The term "Decorative" is very well established as meaning an image that doesn't contribute to the meaning of the page. Using it here would be clear and users who aren't familiar will be able to google & get an idea what it means. Having a checkbox for decorative that allows a blank alt text makes sense to me.

I haven't tried the patch but the configuration described by quickscketch at #7 above seems good to me. I'd also be okay with defaulting all those checkboxes to checked, since unchecking them is then a conscious decision to be okay with ignoring WCAG.

mgifford’s picture

I just wanted to bring up that the great suggestions that @quicksketch made in #7 haven't made it into D7 core. I'm pretty sure they won't at this point so we'll have to look at adding these with a contrib module if they are going to be there.

Everett Zufelt’s picture

Some configuration options that might be under this fieldset:

- Accessibility options -

[ ] Limit ALT text to 80 characters

* I don't see a good reason to limit alt text to 80 characters. Content creators should have the ability to provide a textual replacement of the image (textual "alt"ernative). This may be over 80 chars. I would haveto be pointed to a WCAG 2.0 success criteria which requires this in order to be on board with this option.

[ ] Require ALT text unless "Decorative" option is checked

* This gets into some dangerous ground. What is "decorative"? I work in the accessibility field and I can say that although there are rules of thumb, there is no right answer. Is an image of a sunset in the middle of a blog post about my trip to Cuba decorative? How about a stock photo of a Christmas tree on an a product page for wrapping paper? If we put this "decorative" power into the hands of content creators we need to ensure that they truly understand what is and is not decorative, at least that they adopt a consistent approach for their own content, if not across the site.

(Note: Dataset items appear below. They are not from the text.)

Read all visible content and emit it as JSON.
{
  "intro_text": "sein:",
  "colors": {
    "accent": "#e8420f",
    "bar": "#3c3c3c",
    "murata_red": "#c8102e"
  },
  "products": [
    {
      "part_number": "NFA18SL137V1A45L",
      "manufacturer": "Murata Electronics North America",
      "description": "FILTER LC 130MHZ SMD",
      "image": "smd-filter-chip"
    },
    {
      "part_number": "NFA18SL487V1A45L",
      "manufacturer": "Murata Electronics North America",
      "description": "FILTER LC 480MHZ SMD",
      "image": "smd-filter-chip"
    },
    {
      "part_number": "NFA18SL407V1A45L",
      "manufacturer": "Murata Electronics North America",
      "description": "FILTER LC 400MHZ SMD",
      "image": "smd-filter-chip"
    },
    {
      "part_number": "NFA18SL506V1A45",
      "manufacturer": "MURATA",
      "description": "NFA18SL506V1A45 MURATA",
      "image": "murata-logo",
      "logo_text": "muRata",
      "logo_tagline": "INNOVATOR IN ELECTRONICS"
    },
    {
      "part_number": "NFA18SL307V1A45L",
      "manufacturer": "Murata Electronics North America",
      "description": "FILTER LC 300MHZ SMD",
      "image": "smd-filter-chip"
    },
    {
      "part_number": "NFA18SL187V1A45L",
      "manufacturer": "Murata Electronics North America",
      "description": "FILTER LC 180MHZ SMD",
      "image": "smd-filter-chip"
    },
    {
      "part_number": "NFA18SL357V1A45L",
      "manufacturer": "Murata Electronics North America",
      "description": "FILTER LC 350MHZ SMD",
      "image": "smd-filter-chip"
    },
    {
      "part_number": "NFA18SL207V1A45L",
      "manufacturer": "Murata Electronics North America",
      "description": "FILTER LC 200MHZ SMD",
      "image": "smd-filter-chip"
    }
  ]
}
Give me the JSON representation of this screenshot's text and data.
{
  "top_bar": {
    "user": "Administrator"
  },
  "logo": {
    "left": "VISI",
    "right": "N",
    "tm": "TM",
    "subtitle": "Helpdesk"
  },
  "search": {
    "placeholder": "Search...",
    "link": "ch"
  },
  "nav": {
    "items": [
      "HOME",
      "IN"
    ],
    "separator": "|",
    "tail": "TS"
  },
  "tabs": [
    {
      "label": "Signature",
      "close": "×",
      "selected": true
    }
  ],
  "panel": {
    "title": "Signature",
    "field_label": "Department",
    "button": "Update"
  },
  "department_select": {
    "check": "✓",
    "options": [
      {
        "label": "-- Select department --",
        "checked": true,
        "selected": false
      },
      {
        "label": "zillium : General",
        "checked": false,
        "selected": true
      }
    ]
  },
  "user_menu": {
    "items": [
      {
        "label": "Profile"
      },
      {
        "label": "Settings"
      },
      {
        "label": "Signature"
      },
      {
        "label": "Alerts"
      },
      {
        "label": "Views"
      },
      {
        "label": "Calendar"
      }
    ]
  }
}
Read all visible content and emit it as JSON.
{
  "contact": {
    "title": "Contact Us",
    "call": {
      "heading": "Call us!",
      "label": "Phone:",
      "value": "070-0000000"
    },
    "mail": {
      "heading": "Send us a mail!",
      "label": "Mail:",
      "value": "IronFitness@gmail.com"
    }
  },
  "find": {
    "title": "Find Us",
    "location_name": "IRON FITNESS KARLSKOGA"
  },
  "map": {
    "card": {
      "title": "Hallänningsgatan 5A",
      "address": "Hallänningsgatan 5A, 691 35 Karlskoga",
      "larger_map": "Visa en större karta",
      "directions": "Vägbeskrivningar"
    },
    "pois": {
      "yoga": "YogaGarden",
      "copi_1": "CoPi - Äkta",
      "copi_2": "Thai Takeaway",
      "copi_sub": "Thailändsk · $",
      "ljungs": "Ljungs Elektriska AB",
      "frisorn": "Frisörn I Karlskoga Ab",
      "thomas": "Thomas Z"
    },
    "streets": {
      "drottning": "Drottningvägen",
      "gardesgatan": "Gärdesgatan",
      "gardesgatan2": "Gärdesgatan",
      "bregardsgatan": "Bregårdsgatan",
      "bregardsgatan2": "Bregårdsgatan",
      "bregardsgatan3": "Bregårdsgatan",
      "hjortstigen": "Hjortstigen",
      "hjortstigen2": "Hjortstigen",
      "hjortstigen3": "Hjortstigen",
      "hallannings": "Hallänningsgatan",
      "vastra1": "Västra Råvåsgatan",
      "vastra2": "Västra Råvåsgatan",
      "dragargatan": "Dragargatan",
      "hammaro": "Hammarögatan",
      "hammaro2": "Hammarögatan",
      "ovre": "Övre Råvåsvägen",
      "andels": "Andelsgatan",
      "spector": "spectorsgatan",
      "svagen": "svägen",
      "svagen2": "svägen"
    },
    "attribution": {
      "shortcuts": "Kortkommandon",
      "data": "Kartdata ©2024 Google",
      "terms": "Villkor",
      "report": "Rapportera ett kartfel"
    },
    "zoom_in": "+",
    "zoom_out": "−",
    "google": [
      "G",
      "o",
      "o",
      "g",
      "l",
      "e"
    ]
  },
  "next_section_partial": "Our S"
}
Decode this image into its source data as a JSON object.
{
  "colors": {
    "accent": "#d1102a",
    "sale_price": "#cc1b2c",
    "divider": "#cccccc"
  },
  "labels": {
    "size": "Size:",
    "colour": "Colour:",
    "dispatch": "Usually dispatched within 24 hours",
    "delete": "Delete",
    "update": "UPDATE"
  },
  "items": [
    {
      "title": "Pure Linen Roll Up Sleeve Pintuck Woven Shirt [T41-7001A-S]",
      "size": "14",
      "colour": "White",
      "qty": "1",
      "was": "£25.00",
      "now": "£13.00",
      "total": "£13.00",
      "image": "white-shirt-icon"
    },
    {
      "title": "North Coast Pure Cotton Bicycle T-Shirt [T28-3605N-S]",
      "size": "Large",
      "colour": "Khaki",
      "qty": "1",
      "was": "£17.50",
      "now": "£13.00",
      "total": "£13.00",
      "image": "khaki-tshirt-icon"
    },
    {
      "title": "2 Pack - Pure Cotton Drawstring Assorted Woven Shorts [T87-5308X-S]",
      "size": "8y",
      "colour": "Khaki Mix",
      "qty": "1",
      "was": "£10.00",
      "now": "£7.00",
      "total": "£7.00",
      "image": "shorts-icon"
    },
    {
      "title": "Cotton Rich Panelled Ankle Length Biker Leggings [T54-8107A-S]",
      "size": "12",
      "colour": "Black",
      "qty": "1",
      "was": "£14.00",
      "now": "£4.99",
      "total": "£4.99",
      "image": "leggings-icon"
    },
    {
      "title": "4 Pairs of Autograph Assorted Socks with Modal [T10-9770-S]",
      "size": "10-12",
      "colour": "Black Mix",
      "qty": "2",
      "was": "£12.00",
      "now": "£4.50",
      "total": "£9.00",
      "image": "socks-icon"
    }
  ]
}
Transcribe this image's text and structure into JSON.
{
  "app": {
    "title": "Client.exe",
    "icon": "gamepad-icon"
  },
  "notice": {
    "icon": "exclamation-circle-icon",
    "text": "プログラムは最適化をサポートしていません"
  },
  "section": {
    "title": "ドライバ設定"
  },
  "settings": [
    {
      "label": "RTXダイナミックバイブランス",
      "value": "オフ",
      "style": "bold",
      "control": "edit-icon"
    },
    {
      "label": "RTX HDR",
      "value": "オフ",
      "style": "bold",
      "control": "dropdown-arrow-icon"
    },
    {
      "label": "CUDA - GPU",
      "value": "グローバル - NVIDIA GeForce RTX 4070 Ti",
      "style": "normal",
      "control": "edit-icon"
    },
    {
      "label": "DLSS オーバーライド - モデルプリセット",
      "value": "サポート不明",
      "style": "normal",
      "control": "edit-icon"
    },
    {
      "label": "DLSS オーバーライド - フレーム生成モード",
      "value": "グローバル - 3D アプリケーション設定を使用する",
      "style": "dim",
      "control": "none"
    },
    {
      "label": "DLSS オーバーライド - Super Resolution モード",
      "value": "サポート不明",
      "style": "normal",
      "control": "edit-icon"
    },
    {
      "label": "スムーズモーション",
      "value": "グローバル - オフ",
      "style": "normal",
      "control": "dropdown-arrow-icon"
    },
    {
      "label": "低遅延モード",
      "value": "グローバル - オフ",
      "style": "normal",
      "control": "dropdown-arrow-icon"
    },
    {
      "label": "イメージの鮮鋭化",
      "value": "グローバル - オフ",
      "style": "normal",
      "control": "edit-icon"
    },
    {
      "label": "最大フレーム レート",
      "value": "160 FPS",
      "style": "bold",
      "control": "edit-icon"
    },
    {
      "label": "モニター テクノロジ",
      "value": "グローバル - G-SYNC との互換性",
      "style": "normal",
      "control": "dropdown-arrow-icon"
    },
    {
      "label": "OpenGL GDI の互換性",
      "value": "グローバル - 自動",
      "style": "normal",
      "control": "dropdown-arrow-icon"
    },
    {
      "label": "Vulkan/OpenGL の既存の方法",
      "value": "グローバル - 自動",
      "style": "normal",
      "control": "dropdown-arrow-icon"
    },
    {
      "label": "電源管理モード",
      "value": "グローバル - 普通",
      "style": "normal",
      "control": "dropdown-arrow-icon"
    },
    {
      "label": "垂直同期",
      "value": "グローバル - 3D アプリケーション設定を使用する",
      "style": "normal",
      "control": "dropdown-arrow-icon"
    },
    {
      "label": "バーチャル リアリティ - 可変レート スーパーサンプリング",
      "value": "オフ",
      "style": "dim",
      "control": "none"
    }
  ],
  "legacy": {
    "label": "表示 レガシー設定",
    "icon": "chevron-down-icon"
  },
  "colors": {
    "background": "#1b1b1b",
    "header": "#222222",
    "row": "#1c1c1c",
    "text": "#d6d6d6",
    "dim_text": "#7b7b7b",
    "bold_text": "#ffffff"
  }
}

[ ] Enable longdesc field for long descriptions

* @longdesc has been obsoleted in html5, although it may come back. Again developers need to know what it is, why and when to use it. They also need to understand the lacking support by some UAs, including some screen-readers.

quicksketch’s picture

I don't see a good reason to limit alt text to 80 characters.

We've actually already limited alt text to 80 characters for over a year now in ImageField, so this is actually necessary at all anyway. It's per this recommendation: http://www.gawds.org/show.php?contentid=28

In order to increase this length you can override it in your settings.php file or with devel module by setting the "imagefield_alt_length" hidden variable.

I still don't like the idea of a "decorative" checkbox either. Since you'll probably get 1 out of a 1000 editors that knows what to do with it and uses it properly. As a web developer for years and years I probably won't know what to do with it even though I've read the spec multiple times.

On longdesc, I'm not sure it's really worth implementing at all.

quicksketch’s picture

Huh, well after actually looking at that page I found that 80 characters doesn't seem to be mentioned there any more. Weird, I know we got that from somewhere or I wouldn't have set it to 80 to begin with.

quicksketch’s picture

Status: Needs work » Closed (won't fix)

We're not implementing any significant features in D6 any more. Any similar requests should be refiled against Drupal core now that Image field is in core.

mgifford’s picture

I added a follow-up issue here #1971222: Incorporate longdesc into image support as longdesc isn't in D7 yet.

Thanks for following up on this @quicksketch!